Only around a third of investors were from the US, a sharp decline from 80 percent in previous fundraises, he explains, adding US LPs are saying: “Energy has been bad for us. It’s been one of our weaker performers. We don’t need more of it”. He also pointed out that investment committees are increasing pressure to “shy away” from fossil fuels.

Dave Noakes, a senior managing director at Prostar Capital, a Connecticut-based firm focusing on the “logistics supply chain” connecting natural gas and oil exports to key energy hubs in Asia, agrees and says he’s had conversations with investors that suggests some are rethinking their exposure to the North American midstream sector, but interest from others remains.

Asian LPs are becoming more interested in the North American midstream sector, he adds, as a way to diversify their portfolios away from exposure to investments in Asia’s energy sector and to secure access to natural gas exports.

“The overwhelming growth in energy demand over the next 20 or 30 years will come out of Asia,” Noakes explains. “Institutional investors in Asia recognise that in order to achieve ambitious growth, local countries need energy supply. So, they’re investing in that supply chain.”

So, while there are signs that North American midstream is going through a changing of the guard when it comes to the institutional investors that commit to it, nobody yet knows how today’s market disruptions will play out.

That leaves institutional investors to decide on whether to hedge on a rebound and look for good deals now. Or take a view on whether the current round of volatility should underline a more permanent transition away from the sector.

Pause and think

After increasing US midstream deal activity in recent years, South Korean LPs appear to be pulling back until volatility subsides, writes Jihyun Kim.

South Korean institutions are second-guessing future investments in US midstream infrastructure after energy sector volatility in April took a toll on companies with revenues tied too closely to commodity prices. Many of those LPs – such as pensions, insurance companies and asset managers – have paused investment due diligence on US midstream deals, according to a senior source at a Korean insurer. The source explains that economic disruption – caused by the dip in demand for energy as a result of covid-19 – and an oversupplied oil market are showing that US midstream assets no longer have their previous levels of downside protection.

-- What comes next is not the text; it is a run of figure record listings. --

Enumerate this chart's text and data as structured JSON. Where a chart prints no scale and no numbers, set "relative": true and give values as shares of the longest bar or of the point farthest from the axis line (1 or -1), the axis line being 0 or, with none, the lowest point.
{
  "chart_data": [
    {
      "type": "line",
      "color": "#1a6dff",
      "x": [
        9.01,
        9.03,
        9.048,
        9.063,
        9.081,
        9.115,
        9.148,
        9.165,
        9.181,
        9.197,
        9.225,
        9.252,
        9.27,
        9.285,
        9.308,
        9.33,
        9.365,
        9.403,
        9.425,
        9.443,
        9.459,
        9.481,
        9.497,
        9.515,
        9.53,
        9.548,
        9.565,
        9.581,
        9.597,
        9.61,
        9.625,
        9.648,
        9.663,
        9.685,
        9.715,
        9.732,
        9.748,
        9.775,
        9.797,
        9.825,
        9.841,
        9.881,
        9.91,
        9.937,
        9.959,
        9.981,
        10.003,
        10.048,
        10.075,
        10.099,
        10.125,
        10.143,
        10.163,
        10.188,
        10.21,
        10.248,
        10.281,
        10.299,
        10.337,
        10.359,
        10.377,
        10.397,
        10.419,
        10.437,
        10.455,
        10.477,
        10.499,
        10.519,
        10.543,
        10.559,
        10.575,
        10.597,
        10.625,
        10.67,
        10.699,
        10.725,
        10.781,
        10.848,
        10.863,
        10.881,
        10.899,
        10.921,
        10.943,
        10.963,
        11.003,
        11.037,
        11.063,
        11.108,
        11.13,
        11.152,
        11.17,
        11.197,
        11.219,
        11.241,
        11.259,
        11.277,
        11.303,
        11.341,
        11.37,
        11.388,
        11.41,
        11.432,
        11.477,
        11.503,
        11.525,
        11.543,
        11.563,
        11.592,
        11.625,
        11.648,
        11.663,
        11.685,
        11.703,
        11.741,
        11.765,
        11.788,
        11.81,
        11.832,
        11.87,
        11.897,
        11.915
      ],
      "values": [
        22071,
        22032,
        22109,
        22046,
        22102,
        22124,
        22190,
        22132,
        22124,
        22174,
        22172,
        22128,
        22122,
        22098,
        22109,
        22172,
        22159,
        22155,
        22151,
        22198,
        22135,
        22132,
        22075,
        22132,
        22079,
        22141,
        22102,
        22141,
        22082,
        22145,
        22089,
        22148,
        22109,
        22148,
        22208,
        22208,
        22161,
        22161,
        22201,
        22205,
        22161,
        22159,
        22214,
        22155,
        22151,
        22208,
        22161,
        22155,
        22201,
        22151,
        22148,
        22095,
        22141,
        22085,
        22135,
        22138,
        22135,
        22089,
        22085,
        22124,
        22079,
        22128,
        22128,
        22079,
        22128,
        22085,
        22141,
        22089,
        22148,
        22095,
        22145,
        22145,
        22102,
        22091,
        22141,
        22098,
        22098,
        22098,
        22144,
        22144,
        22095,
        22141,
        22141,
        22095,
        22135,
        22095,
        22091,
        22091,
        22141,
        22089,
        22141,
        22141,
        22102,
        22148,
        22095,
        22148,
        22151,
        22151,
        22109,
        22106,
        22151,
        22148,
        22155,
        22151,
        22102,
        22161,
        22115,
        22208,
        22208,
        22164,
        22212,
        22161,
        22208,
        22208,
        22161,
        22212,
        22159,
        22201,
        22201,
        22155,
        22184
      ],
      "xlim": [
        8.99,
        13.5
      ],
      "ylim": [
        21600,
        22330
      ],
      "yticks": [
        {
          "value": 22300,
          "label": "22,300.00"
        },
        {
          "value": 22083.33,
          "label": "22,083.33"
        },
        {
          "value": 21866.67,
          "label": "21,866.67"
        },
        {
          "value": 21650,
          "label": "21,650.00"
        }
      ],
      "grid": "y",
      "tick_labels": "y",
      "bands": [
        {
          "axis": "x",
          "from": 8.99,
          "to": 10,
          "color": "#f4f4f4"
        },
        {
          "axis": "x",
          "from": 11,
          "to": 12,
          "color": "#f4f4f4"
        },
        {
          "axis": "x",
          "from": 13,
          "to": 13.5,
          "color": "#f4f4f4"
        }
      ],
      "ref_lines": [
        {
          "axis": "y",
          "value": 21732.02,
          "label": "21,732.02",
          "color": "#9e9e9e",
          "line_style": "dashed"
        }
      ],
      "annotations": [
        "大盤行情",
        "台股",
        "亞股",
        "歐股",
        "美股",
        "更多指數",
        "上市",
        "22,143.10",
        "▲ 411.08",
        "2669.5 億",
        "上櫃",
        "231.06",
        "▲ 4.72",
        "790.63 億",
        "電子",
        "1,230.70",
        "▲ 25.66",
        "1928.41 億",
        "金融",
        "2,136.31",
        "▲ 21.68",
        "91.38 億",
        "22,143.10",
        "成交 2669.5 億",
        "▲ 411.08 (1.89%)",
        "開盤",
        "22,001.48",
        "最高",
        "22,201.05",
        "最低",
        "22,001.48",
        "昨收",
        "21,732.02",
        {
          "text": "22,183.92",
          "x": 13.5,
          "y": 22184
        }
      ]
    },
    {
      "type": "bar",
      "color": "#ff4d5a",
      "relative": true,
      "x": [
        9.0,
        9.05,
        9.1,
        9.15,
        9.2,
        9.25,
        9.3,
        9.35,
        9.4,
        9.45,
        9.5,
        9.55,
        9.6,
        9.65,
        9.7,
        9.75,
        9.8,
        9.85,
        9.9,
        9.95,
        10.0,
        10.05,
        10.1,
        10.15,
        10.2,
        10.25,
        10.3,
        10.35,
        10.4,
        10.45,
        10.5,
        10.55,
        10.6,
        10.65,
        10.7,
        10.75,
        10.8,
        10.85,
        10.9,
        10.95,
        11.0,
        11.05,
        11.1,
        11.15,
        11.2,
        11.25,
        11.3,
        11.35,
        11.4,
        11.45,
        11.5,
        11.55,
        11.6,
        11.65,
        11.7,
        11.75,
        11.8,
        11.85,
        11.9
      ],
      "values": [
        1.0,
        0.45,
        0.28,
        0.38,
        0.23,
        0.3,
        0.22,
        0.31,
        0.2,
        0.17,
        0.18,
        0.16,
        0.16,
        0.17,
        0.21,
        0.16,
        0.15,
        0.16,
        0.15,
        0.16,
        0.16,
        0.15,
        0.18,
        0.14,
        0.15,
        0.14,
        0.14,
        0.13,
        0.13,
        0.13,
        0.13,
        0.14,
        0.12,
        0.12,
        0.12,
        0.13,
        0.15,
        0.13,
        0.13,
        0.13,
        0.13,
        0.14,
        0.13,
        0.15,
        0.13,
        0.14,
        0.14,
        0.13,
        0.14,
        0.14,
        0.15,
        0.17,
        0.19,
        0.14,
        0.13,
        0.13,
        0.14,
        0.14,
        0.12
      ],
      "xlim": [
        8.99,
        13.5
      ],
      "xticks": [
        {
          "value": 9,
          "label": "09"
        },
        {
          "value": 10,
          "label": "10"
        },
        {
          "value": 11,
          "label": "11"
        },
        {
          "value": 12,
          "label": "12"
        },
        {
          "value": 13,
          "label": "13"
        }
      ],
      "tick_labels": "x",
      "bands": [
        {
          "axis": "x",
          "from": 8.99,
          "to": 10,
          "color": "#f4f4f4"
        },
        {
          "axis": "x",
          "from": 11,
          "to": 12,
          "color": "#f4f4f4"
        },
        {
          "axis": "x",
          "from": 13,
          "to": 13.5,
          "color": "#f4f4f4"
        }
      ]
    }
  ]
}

“There are more deals sharing upside risk and return now, as competition for transactions becomes fierce,” the source says. “LPs sharing upside risk and return may see a big impact.” Another source, who works at a Korean pension, adds: “If oil prices keep falling, and upstream companies close their businesses, midstream companies will definitely be impacted.”

In recent years, South Korean LPs, led by the $620 billion National Pension Service, have become increasingly active investors in the US energy sector. These investors have focused on midstream assets such as pipelines and export terminals, which help transport oil and natural gas to global markets. In 2018, the NPS committed $100 million to a co-investment with Morgan Stanley through the investment bank’s North Haven Infrastructure Partners II fund. This formed part of a $1.75 billion acquisition of assets operated by Texas-based company Brazos Midstream.

In December, the NPS partnered with KKR to make a 65 percent equity purchase of Canada’s Coastal Gaslink Pipeline in a deal valued at $6.6 billion. The following month, it joined Blackstone to complete a buyout of Tallgrass Energy for around $2 billion.